Autonomous systems must handle real-world edge cases, not just designed scenarios. Disabling existing safety systems is unconscionable. A single distracted safety driver is not a substitute for robust software. If your system can't classify what it's about to hit, it must stop.
Boeing 737 MAX MCAS
What happened
Two 737 MAX aircraft crashed within five months because a flight control system called MCAS repeatedly pushed the nose down based on a single faulty sensor, while pilots had no idea the system existed.
- MCAS relied on data from only one of two angle-of-attack sensors. If that sensor failed, MCAS activated on false data.
- MCAS reactivated every 5 seconds after pilots manually corrected, creating a relentless tug-of-war.
- Boeing did not disclose MCAS to pilots or airlines. It was not in the manual. It was not in the training. A software defect silently tied the AOA disagree alert—intended as a standard feature—to an optional indicator display, leaving it non-functional on roughly 80% of MAX aircraft. Boeing knew about this defect for over a year and told no one.
The dead
189 on Lion Air Flight 610 (October 29, 2018). 157 on Ethiopian Airlines Flight 302 (March 10, 2019). No survivors in either crash. All 737 MAX aircraft were grounded worldwide for 20 months. Boeing paid $2.5 billion in penalties.
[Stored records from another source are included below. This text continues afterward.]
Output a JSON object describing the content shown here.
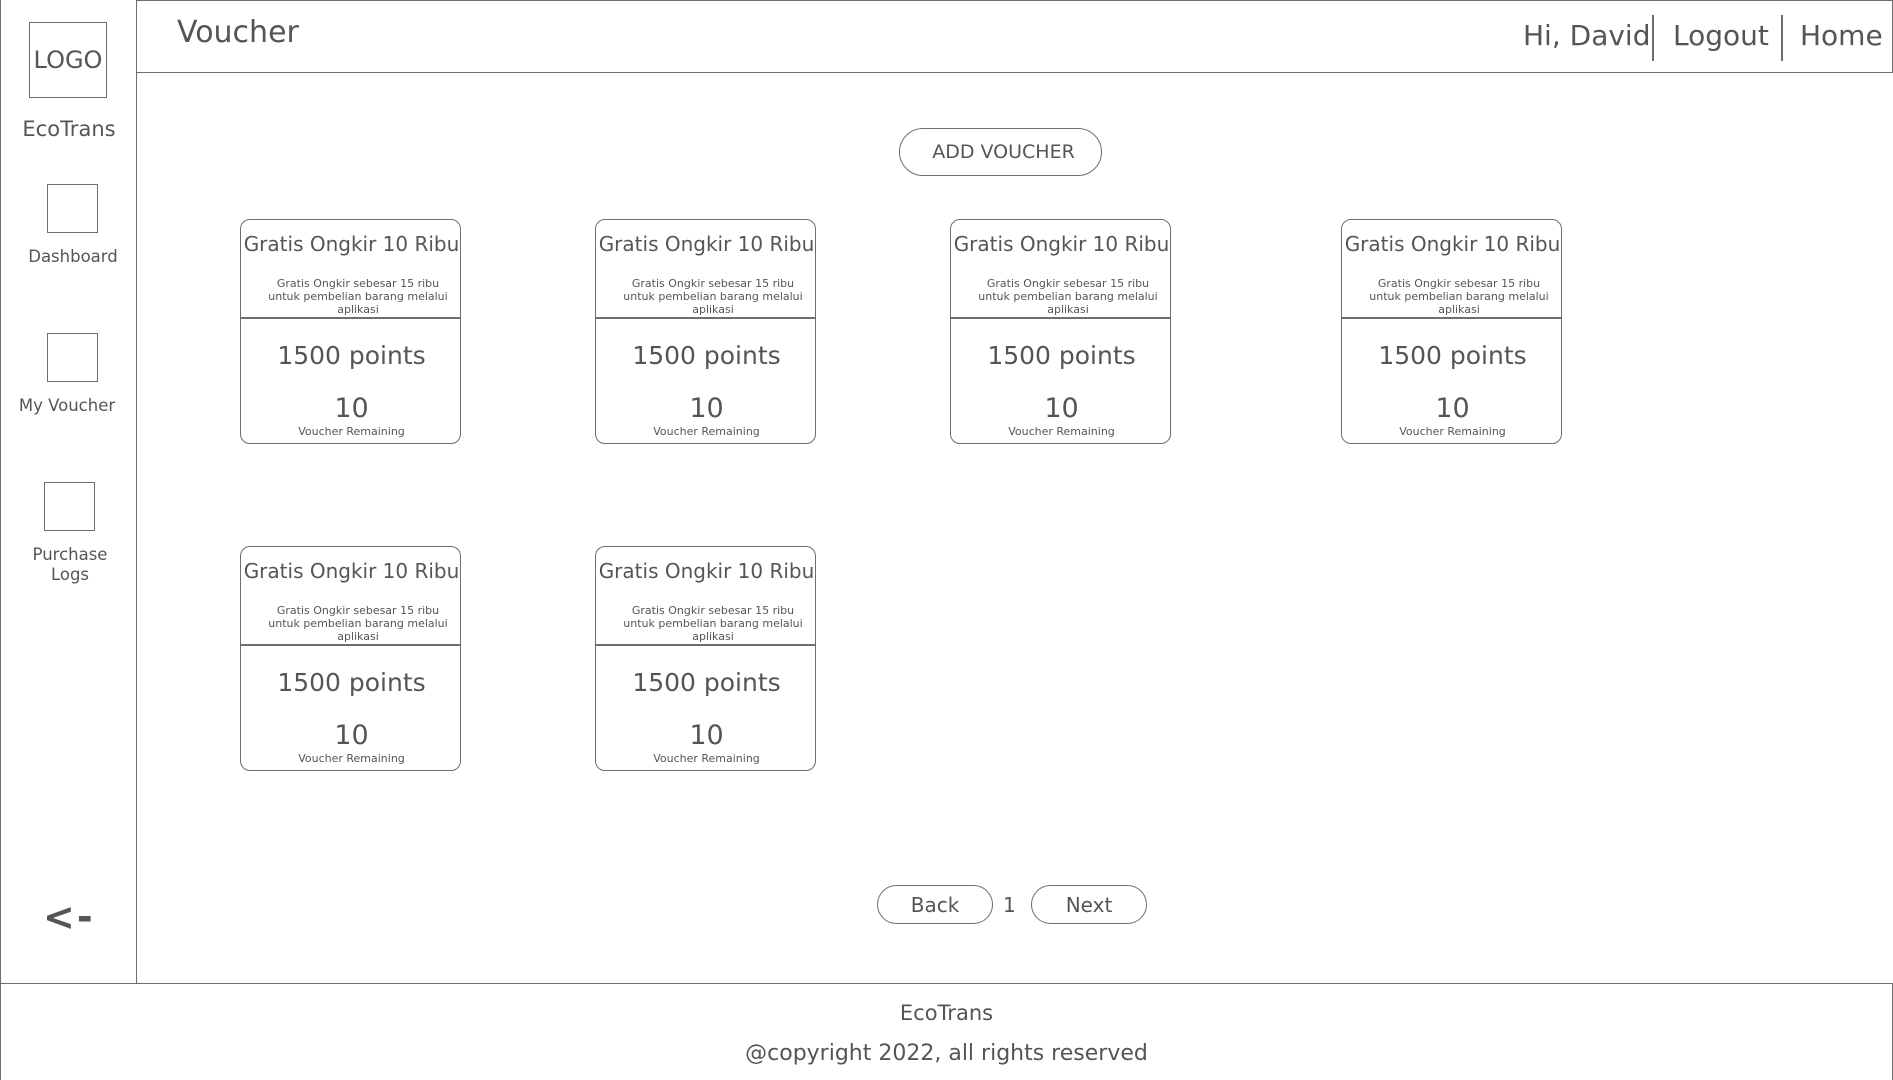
{
  "sidebar": {
    "logo_text": "LOGO",
    "brand": "EcoTrans",
    "items": [
      {
        "label": "Dashboard"
      },
      {
        "label": "My Voucher"
      },
      {
        "label": "Purchase\nLogs"
      }
    ],
    "collapse_label": "<-"
  },
  "header": {
    "title": "Voucher",
    "greeting": "Hi, David",
    "logout": "Logout",
    "home": "Home"
  },
  "actions": {
    "add_voucher": "ADD VOUCHER"
  },
  "vouchers": [
    {
      "title": "Gratis Ongkir 10 Ribu",
      "description": "Gratis Ongkir sebesar 15 ribu untuk pembelian barang melalui aplikasi",
      "points": "1500 points",
      "remaining": "10",
      "remaining_label": "Voucher Remaining"
    },
    {
      "title": "Gratis Ongkir 10 Ribu",
      "description": "Gratis Ongkir sebesar 15 ribu untuk pembelian barang melalui aplikasi",
      "points": "1500 points",
      "remaining": "10",
      "remaining_label": "Voucher Remaining"
    },
    {
      "title": "Gratis Ongkir 10 Ribu",
      "description": "Gratis Ongkir sebesar 15 ribu untuk pembelian barang melalui aplikasi",
      "points": "1500 points",
      "remaining": "10",
      "remaining_label": "Voucher Remaining"
    },
    {
      "title": "Gratis Ongkir 10 Ribu",
      "description": "Gratis Ongkir sebesar 15 ribu untuk pembelian barang melalui aplikasi",
      "points": "1500 points",
      "remaining": "10",
      "remaining_label": "Voucher Remaining"
    },
    {
      "title": "Gratis Ongkir 10 Ribu",
      "description": "Gratis Ongkir sebesar 15 ribu untuk pembelian barang melalui aplikasi",
      "points": "1500 points",
      "remaining": "10",
      "remaining_label": "Voucher Remaining"
    },
    {
      "title": "Gratis Ongkir 10 Ribu",
      "description": "Gratis Ongkir sebesar 15 ribu untuk pembelian barang melalui aplikasi",
      "points": "1500 points",
      "remaining": "10",
      "remaining_label": "Voucher Remaining"
    }
  ],
  "pagination": {
    "back": "Back",
    "page": "1",
    "next": "Next"
  },
  "footer": {
    "brand": "EcoTrans",
    "copyright": "@copyright 2022, all rights reserved"
  }
}
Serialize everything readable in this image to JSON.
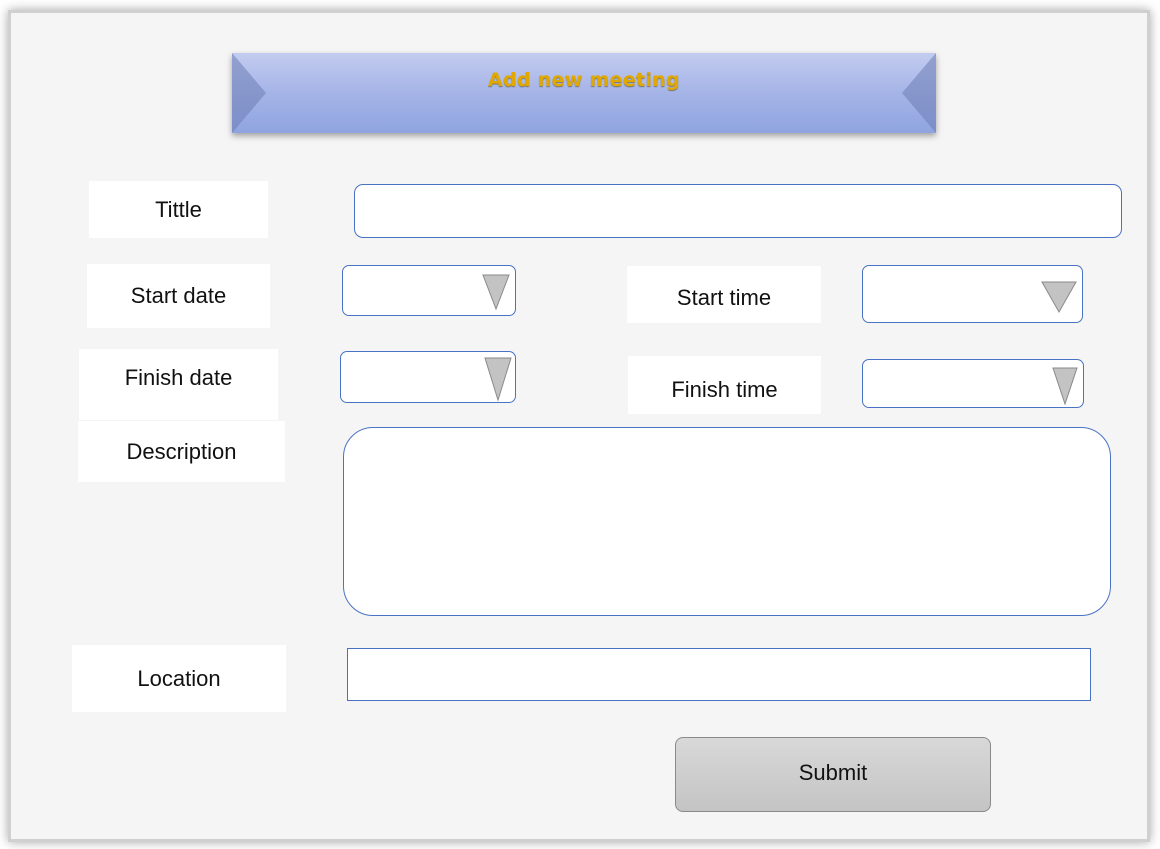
{
  "header": {
    "title": "Add new meeting"
  },
  "form": {
    "title_label": "Tittle",
    "title_value": "",
    "start_date_label": "Start date",
    "start_date_value": "",
    "start_time_label": "Start time",
    "start_time_value": "",
    "finish_date_label": "Finish date",
    "finish_date_value": "",
    "finish_time_label": "Finish time",
    "finish_time_value": "",
    "description_label": "Description",
    "description_value": "",
    "location_label": "Location",
    "location_value": "",
    "submit_label": "Submit"
  },
  "icons": {
    "dropdown": "chevron-down-icon"
  },
  "colors": {
    "field_border": "#4a72c4",
    "banner_gradient_top": "#c3ccf0",
    "banner_gradient_bottom": "#8fa4e0",
    "title_text": "#e0a800",
    "submit_background": "#c8c8c8",
    "panel_background": "#f5f5f5"
  }
}
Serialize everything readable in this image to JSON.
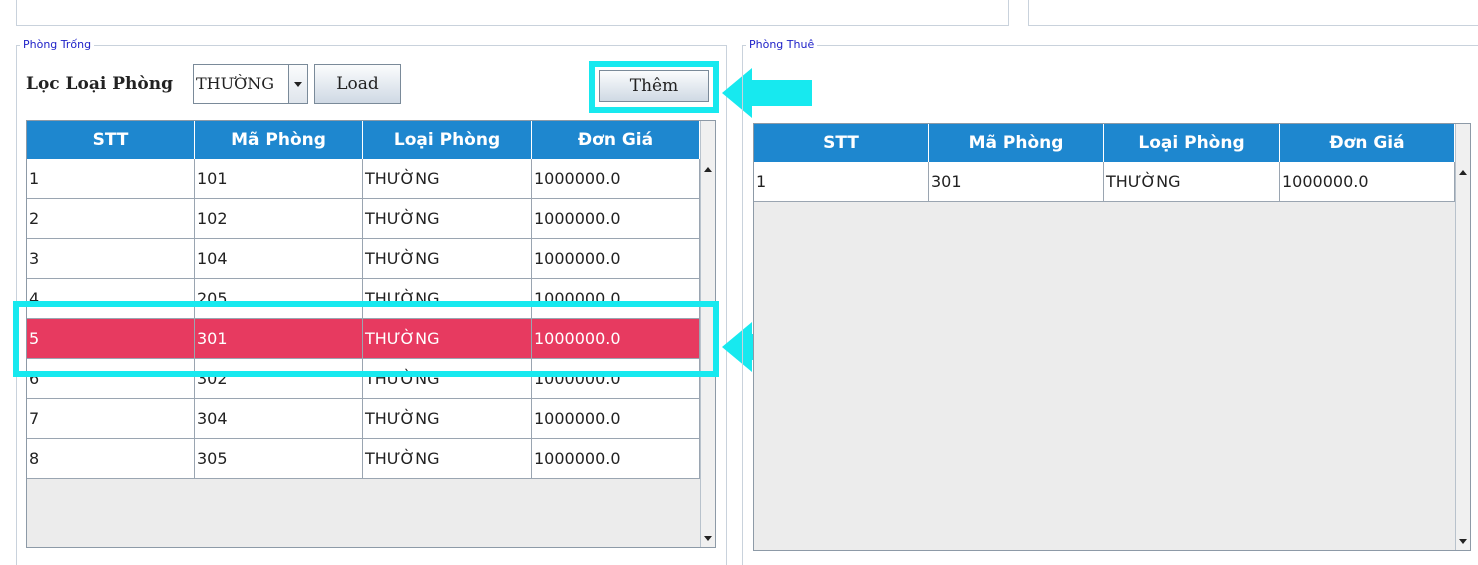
{
  "left_panel": {
    "legend": "Phòng Trống",
    "filter_label": "Lọc Loại Phòng",
    "filter_value": "THƯỜNG",
    "load_button": "Load",
    "add_button": "Thêm",
    "table": {
      "columns": [
        "STT",
        "Mã Phòng",
        "Loại Phòng",
        "Đơn Giá"
      ],
      "rows": [
        [
          "1",
          "101",
          "THƯỜNG",
          "1000000.0"
        ],
        [
          "2",
          "102",
          "THƯỜNG",
          "1000000.0"
        ],
        [
          "3",
          "104",
          "THƯỜNG",
          "1000000.0"
        ],
        [
          "4",
          "205",
          "THƯỜNG",
          "1000000.0"
        ],
        [
          "5",
          "301",
          "THƯỜNG",
          "1000000.0"
        ],
        [
          "6",
          "302",
          "THƯỜNG",
          "1000000.0"
        ],
        [
          "7",
          "304",
          "THƯỜNG",
          "1000000.0"
        ],
        [
          "8",
          "305",
          "THƯỜNG",
          "1000000.0"
        ]
      ],
      "selected_row_index": 4
    }
  },
  "right_panel": {
    "legend": "Phòng Thuê",
    "table": {
      "columns": [
        "STT",
        "Mã Phòng",
        "Loại Phòng",
        "Đơn Giá"
      ],
      "rows": [
        [
          "1",
          "301",
          "THƯỜNG",
          "1000000.0"
        ]
      ]
    }
  },
  "annotations": {
    "highlight_color": "#17e9ef",
    "selected_row_color": "#e73a60",
    "header_color": "#1e87cf"
  }
}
Safety-critical systems must not rely on single points of failure. Automation must be transparent to its operators. A known software defect that disables a safety alert, left unpatched for over a year, is not an accident—it is a choice. Boeing prioritized speed-to-market over the lives of 346 people.
Recurring Patterns
Software as sole safety net
The Therac-25 removed hardware interlocks. Boeing MCAS lacked sensor redundancy. When software is the only barrier between the user and catastrophe, the software must be perfect. Software is never perfect.
The automation paradox
Air France 447 and China Airlines 140 demonstrate that the more reliable automation becomes, the less prepared humans are to take over when it fails.
Warnings that confuse
Helios 522's identical alarm sounds. Therac-25's meaningless codes. Air France 447's contradictory stall warnings. A warning system that confuses is worse than none.
Fail-dangerous defaults
Wenzhou's signal system showed green when it should have shown red. The A400M had no pre-flight check for missing engine data. LASCAD launched with 81 known bugs. Systems that fail open instead of fail-safe kill people.
Manufacturer denial
AECL denied Therac-25 could overdose. Boeing concealed MCAS. Toyota fought unintended acceleration claims for years. Air New Zealand blamed the pilots of Flight 901. The dead cannot defend themselves.
Known bugs, deployed anyway
Chinook ZD576's FADEC had 486 known anomalies. LASCAD launched with 81 known bugs. The Patriot's drift was reported two weeks before Dhahran. Deploying known-defective software in safety-critical systems is a decision to accept casualties.
Excess autonomy
The Patriot system in 2003 was given autonomous firing authority it could not exercise responsibly. Uber's self-driving car could not brake autonomously. Too much autonomy and too little autonomy can both be lethal.